Amélie Florimond de Norville was born in Paris on 11 January 1753 to Jeanne Perray. The next day, her birth was registered in the church of Saint-Eustache, Paris, when her father was stated to be a certain bourgeois from Paris called Louis Florimond de Norville. However, no other trace of a man of this name has been found, and the paternity of the king is suggested by later evidence and believed to be proved by students of the life of Louis XV.

Under the reign of the Louis XV, on 12 January 1772, before a notary called Mr. Arnoult, a pension was granted to Amélie Florimond de Norville of 2,000 livres.
Under the reign of the next monarch (Louis XVI) on her marriage contract dated 30 June 1780 a pension of 3,000 livres was again granted to Amélie and her future children from the Royal treasury. Under the reign of the same king, a further pension of 30,000 livres was again granted to her and her children after her death.
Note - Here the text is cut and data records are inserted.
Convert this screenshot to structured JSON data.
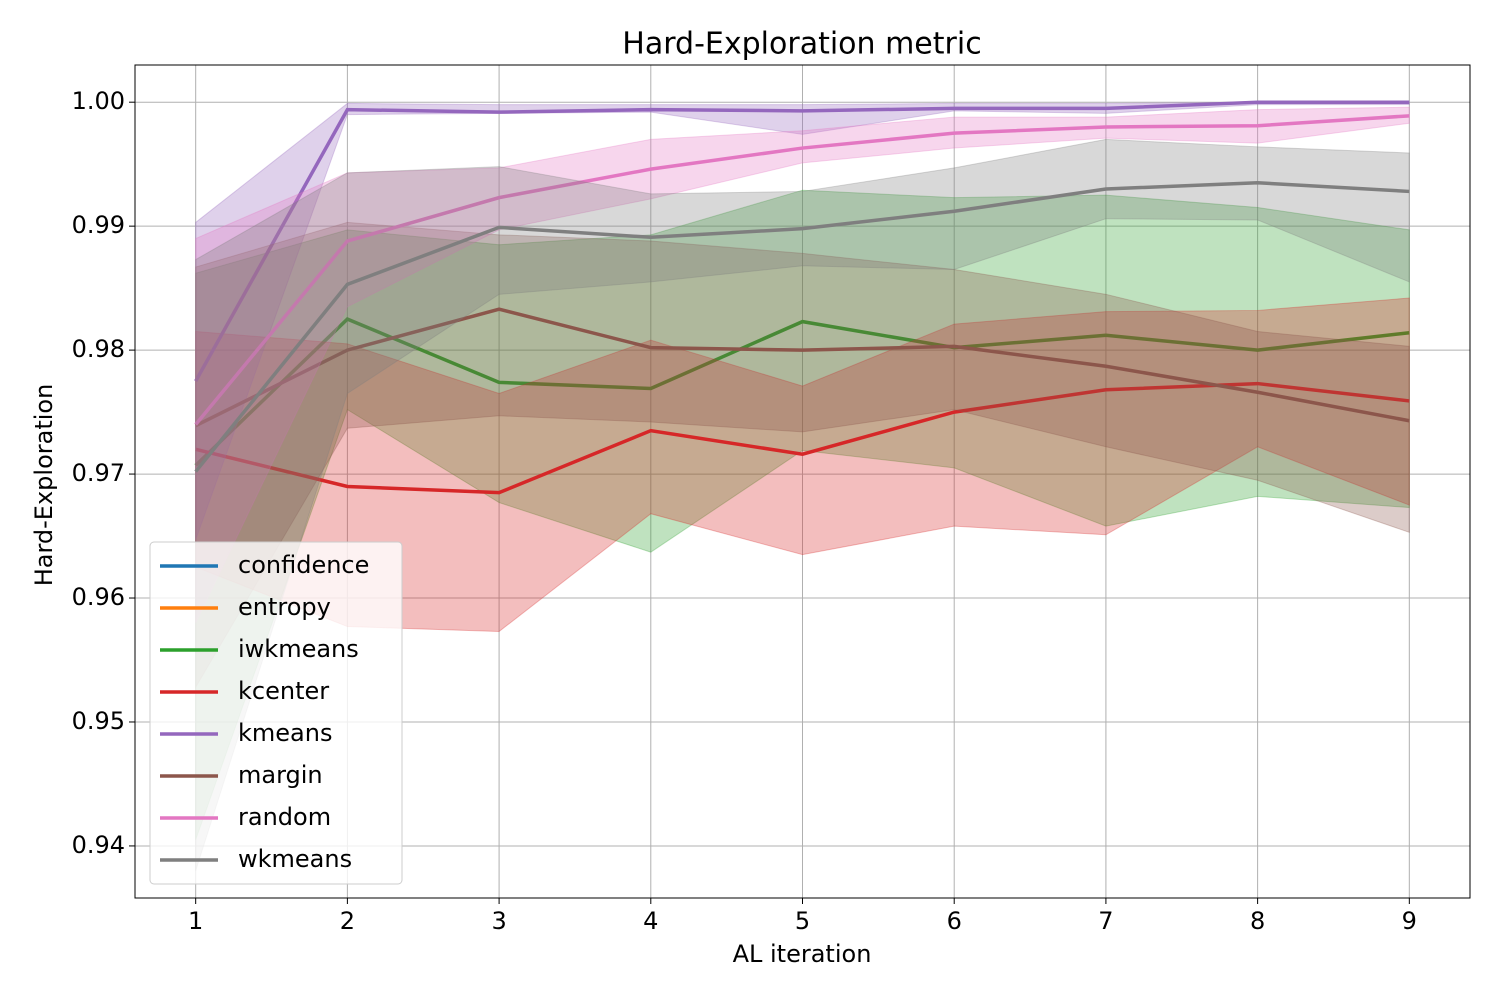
{
  "chart_data": {
    "type": "line",
    "title": "Hard-Exploration metric",
    "x_label": "AL iteration",
    "y_label": "Hard-Exploration",
    "x": [
      1,
      2,
      3,
      4,
      5,
      6,
      7,
      8,
      9
    ],
    "xlim": [
      0.6,
      9.4
    ],
    "xticks": [
      1,
      2,
      3,
      4,
      5,
      6,
      7,
      8,
      9
    ],
    "ylim": [
      0.9358,
      1.003
    ],
    "yticks": [
      0.94,
      0.95,
      0.96,
      0.97,
      0.98,
      0.99,
      {
        "value": 1,
        "label": "1.00"
      }
    ],
    "grid": true,
    "legend": "lower left",
    "series": [
      {
        "name": "confidence",
        "color": "#1f77b4",
        "values": [
          null,
          null,
          null,
          null,
          null,
          null,
          null,
          null,
          null
        ]
      },
      {
        "name": "entropy",
        "color": "#ff7f0e",
        "values": [
          null,
          null,
          null,
          null,
          null,
          null,
          null,
          null,
          null
        ]
      },
      {
        "name": "iwkmeans",
        "color": "#2ca02c",
        "values": [
          0.9707,
          0.9825,
          0.9774,
          0.9769,
          0.9823,
          0.9802,
          0.9812,
          0.98,
          0.9814
        ],
        "upper": [
          0.9862,
          0.9897,
          0.9885,
          0.9893,
          0.9929,
          0.9923,
          0.9925,
          0.9915,
          0.9897
        ],
        "lower": [
          0.9405,
          0.9752,
          0.9677,
          0.9637,
          0.9719,
          0.9705,
          0.9658,
          0.9682,
          0.9673
        ]
      },
      {
        "name": "kcenter",
        "color": "#d62728",
        "values": [
          0.972,
          0.969,
          0.9685,
          0.9735,
          0.9716,
          0.975,
          0.9768,
          0.9773,
          0.9759
        ],
        "upper": [
          0.9815,
          0.9805,
          0.9765,
          0.9808,
          0.9771,
          0.9821,
          0.9831,
          0.9832,
          0.9842
        ],
        "lower": [
          0.9625,
          0.9577,
          0.9573,
          0.9668,
          0.9635,
          0.9658,
          0.9651,
          0.9722,
          0.9675
        ]
      },
      {
        "name": "kmeans",
        "color": "#9467bd",
        "values": [
          0.9775,
          0.9994,
          0.9992,
          0.9994,
          0.9993,
          0.9995,
          0.9995,
          1.0,
          1.0
        ],
        "upper": [
          0.9903,
          0.9999,
          0.9998,
          0.9998,
          0.9998,
          0.9999,
          0.9999,
          1.0,
          1.0
        ],
        "lower": [
          0.9647,
          0.999,
          0.9991,
          0.9992,
          0.9974,
          0.9993,
          0.9991,
          0.9998,
          0.9998
        ]
      },
      {
        "name": "margin",
        "color": "#8c564b",
        "values": [
          0.9739,
          0.98,
          0.9833,
          0.9802,
          0.98,
          0.9803,
          0.9787,
          0.9766,
          0.9743
        ],
        "upper": [
          0.9867,
          0.9903,
          0.9893,
          0.9888,
          0.9878,
          0.9865,
          0.9845,
          0.9815,
          0.9803
        ],
        "lower": [
          0.9528,
          0.9737,
          0.9747,
          0.9742,
          0.9734,
          0.9752,
          0.9722,
          0.9695,
          0.9653
        ]
      },
      {
        "name": "random",
        "color": "#e377c2",
        "values": [
          0.974,
          0.9888,
          0.9923,
          0.9946,
          0.9963,
          0.9975,
          0.998,
          0.9981,
          0.9989
        ],
        "upper": [
          0.989,
          0.9943,
          0.9947,
          0.997,
          0.9977,
          0.9988,
          0.9988,
          0.9994,
          0.9996
        ],
        "lower": [
          0.958,
          0.9835,
          0.9897,
          0.9922,
          0.9951,
          0.9963,
          0.9971,
          0.9967,
          0.9983
        ]
      },
      {
        "name": "wkmeans",
        "color": "#7f7f7f",
        "values": [
          0.9702,
          0.9853,
          0.9899,
          0.9891,
          0.9898,
          0.9912,
          0.993,
          0.9935,
          0.9928
        ],
        "upper": [
          0.9873,
          0.9943,
          0.9948,
          0.9926,
          0.9928,
          0.9947,
          0.997,
          0.9964,
          0.9959
        ],
        "lower": [
          0.938,
          0.9765,
          0.9845,
          0.9855,
          0.9868,
          0.9865,
          0.9906,
          0.9905,
          0.9855
        ]
      }
    ]
  }
}
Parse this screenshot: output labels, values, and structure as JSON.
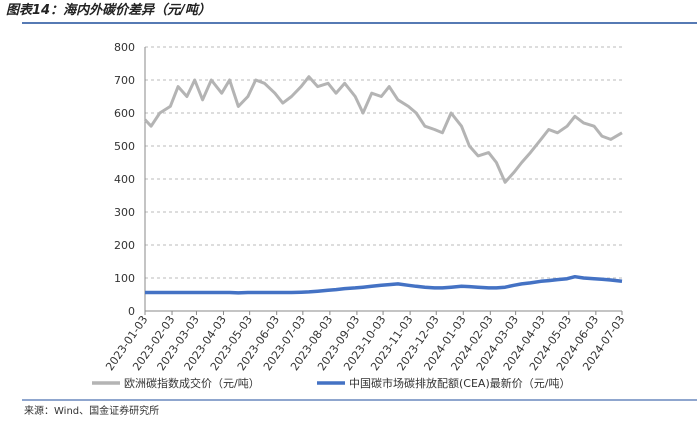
{
  "chart_data": {
    "type": "line",
    "title": "图表14：海内外碳价差异（元/吨）",
    "source": "来源：Wind、国金证券研究所",
    "x": [
      "2023-01-03",
      "2023-01-10",
      "2023-01-20",
      "2023-02-01",
      "2023-02-10",
      "2023-02-20",
      "2023-03-01",
      "2023-03-10",
      "2023-03-20",
      "2023-04-01",
      "2023-04-10",
      "2023-04-20",
      "2023-05-01",
      "2023-05-10",
      "2023-05-20",
      "2023-06-01",
      "2023-06-10",
      "2023-06-20",
      "2023-07-01",
      "2023-07-10",
      "2023-07-20",
      "2023-08-01",
      "2023-08-10",
      "2023-08-20",
      "2023-09-01",
      "2023-09-10",
      "2023-09-20",
      "2023-10-01",
      "2023-10-10",
      "2023-10-20",
      "2023-11-01",
      "2023-11-10",
      "2023-11-20",
      "2023-12-01",
      "2023-12-10",
      "2023-12-20",
      "2024-01-01",
      "2024-01-10",
      "2024-01-20",
      "2024-02-01",
      "2024-02-10",
      "2024-02-20",
      "2024-03-01",
      "2024-03-10",
      "2024-03-20",
      "2024-04-01",
      "2024-04-10",
      "2024-04-20",
      "2024-05-01",
      "2024-05-10",
      "2024-05-20",
      "2024-06-01",
      "2024-06-10",
      "2024-06-20",
      "2024-07-03"
    ],
    "series": [
      {
        "name": "欧洲碳指数成交价（元/吨）",
        "color": "#b4b4b4",
        "values": [
          580,
          560,
          600,
          620,
          680,
          650,
          700,
          640,
          700,
          660,
          700,
          620,
          650,
          700,
          690,
          660,
          630,
          650,
          680,
          710,
          680,
          690,
          660,
          690,
          650,
          600,
          660,
          650,
          680,
          640,
          620,
          600,
          560,
          550,
          540,
          600,
          560,
          500,
          470,
          480,
          450,
          390,
          420,
          450,
          480,
          520,
          550,
          540,
          560,
          590,
          570,
          560,
          530,
          520,
          540
        ]
      },
      {
        "name": "中国碳市场碳排放配额(CEA)最新价（元/吨）",
        "color": "#4472c4",
        "values": [
          56,
          56,
          56,
          56,
          56,
          56,
          56,
          56,
          56,
          56,
          56,
          55,
          56,
          56,
          56,
          56,
          56,
          56,
          57,
          58,
          60,
          63,
          65,
          68,
          70,
          72,
          75,
          78,
          80,
          82,
          78,
          75,
          72,
          70,
          70,
          72,
          75,
          74,
          72,
          70,
          70,
          72,
          78,
          82,
          85,
          90,
          92,
          95,
          98,
          104,
          100,
          98,
          96,
          94,
          90
        ]
      }
    ],
    "xticks": [
      "2023-01-03",
      "2023-02-03",
      "2023-03-03",
      "2023-04-03",
      "2023-05-03",
      "2023-06-03",
      "2023-07-03",
      "2023-08-03",
      "2023-09-03",
      "2023-10-03",
      "2023-11-03",
      "2023-12-03",
      "2024-01-03",
      "2024-02-03",
      "2024-03-03",
      "2024-04-03",
      "2024-05-03",
      "2024-06-03",
      "2024-07-03"
    ],
    "ylim": [
      0,
      800
    ],
    "yticks": [
      0,
      100,
      200,
      300,
      400,
      500,
      600,
      700,
      800
    ],
    "grid": true
  }
}
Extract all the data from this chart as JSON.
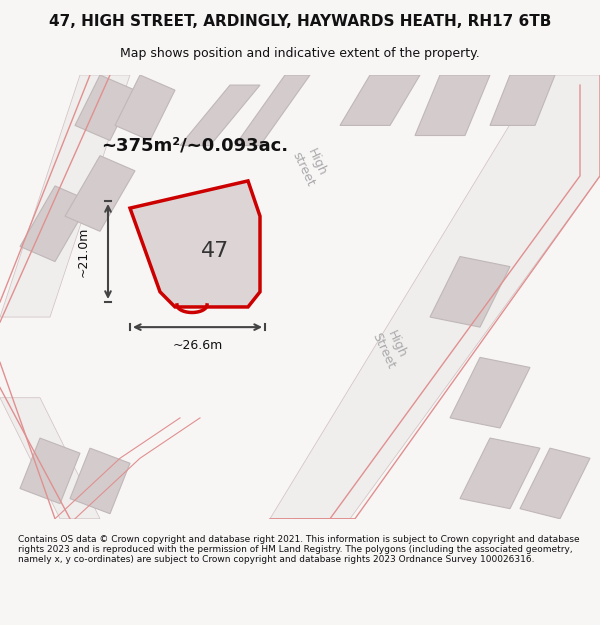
{
  "title": "47, HIGH STREET, ARDINGLY, HAYWARDS HEATH, RH17 6TB",
  "subtitle": "Map shows position and indicative extent of the property.",
  "footer": "Contains OS data © Crown copyright and database right 2021. This information is subject to Crown copyright and database rights 2023 and is reproduced with the permission of HM Land Registry. The polygons (including the associated geometry, namely x, y co-ordinates) are subject to Crown copyright and database rights 2023 Ordnance Survey 100026316.",
  "area_label": "~375m²/~0.093ac.",
  "width_label": "~26.6m",
  "height_label": "~21.0m",
  "number_label": "47",
  "bg_color": "#f5f0f0",
  "map_bg": "#f0eded",
  "plot_color": "#cc0000",
  "plot_fill": "#e8e0e0",
  "road_color": "#e8c8c8",
  "building_color": "#d8d0d0",
  "street_label1": "High\nstreet",
  "street_label2": "High\nStreet"
}
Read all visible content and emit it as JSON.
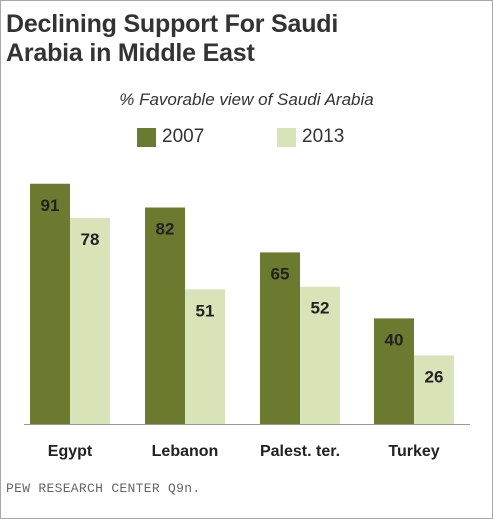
{
  "title_line1": "Declining Support For Saudi",
  "title_line2": "Arabia in Middle East",
  "source": "PEW RESEARCH CENTER Q9n.",
  "colors": {
    "series_2007": "#6b7a2e",
    "series_2013": "#d8e3b7",
    "label_text": "#222222",
    "axis": "#999999"
  },
  "chart_data": {
    "type": "bar",
    "title": "Declining Support For Saudi Arabia in Middle East",
    "subtitle": "% Favorable view of Saudi Arabia",
    "categories": [
      "Egypt",
      "Lebanon",
      "Palest. ter.",
      "Turkey"
    ],
    "series": [
      {
        "name": "2007",
        "values": [
          91,
          82,
          65,
          40
        ]
      },
      {
        "name": "2013",
        "values": [
          78,
          51,
          52,
          26
        ]
      }
    ],
    "ylim": [
      0,
      100
    ],
    "grid": false,
    "legend_position": "top-center",
    "xlabel": "",
    "ylabel": ""
  }
}
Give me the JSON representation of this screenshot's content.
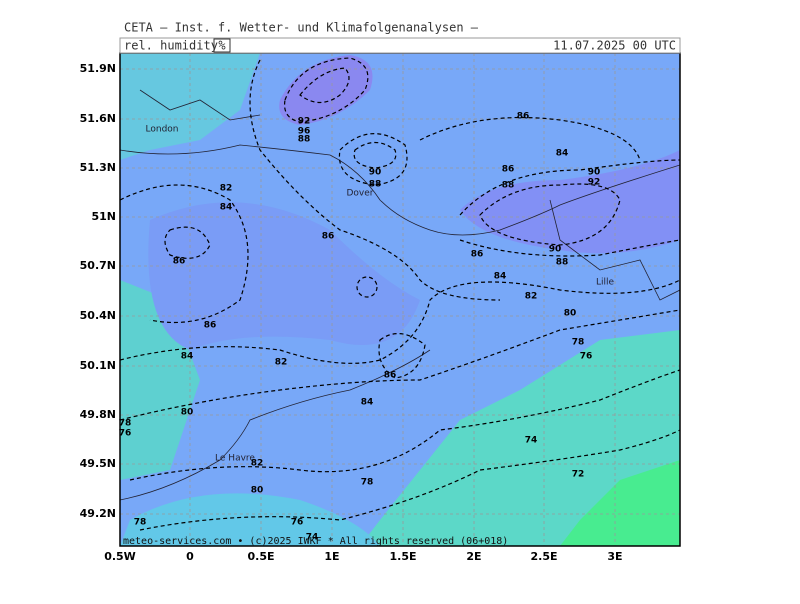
{
  "header": {
    "institute": "CETA — Inst. f. Wetter- und Klimafolgenanalysen —",
    "parameter": "rel. humidity",
    "unit": "%",
    "valid": "11.07.2025 00 UTC"
  },
  "axes": {
    "lat_labels": [
      "51.9N",
      "51.6N",
      "51.3N",
      "51N",
      "50.7N",
      "50.4N",
      "50.1N",
      "49.8N",
      "49.5N",
      "49.2N"
    ],
    "lon_labels": [
      "0.5W",
      "0",
      "0.5E",
      "1E",
      "1.5E",
      "2E",
      "2.5E",
      "3E"
    ]
  },
  "places": [
    "London",
    "Dover",
    "Lille",
    "Le Havre"
  ],
  "contour_labels": [
    92,
    96,
    88,
    86,
    84,
    90,
    88,
    86,
    88,
    90,
    92,
    82,
    84,
    86,
    86,
    90,
    88,
    86,
    84,
    82,
    80,
    86,
    78,
    76,
    84,
    82,
    86,
    84,
    80,
    78,
    76,
    74,
    82,
    72,
    78,
    80,
    76,
    78,
    74
  ],
  "footer": "meteo-services.com • (c)2025 IWKF * All rights reserved (06+018)"
}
On 4 December 1815, after the Bourbon Restoration in the reign of Louis XVIII, this decision was confirmed.

On 1 June 1780, Amélie Florimond married Jacques Pancrace Ange de Faure (1739–1824), with whom she had two children. She died on 27 September 1790. However it is speculated she actually moved with her lover to England during the revolution. In 1805 her daughter Amélie de Faure (1788—1855) married Anne Joachim François de Melun, Vicomte de Melun, Seigneur of Brumetz (1785—1849), and had two sons and four daughters.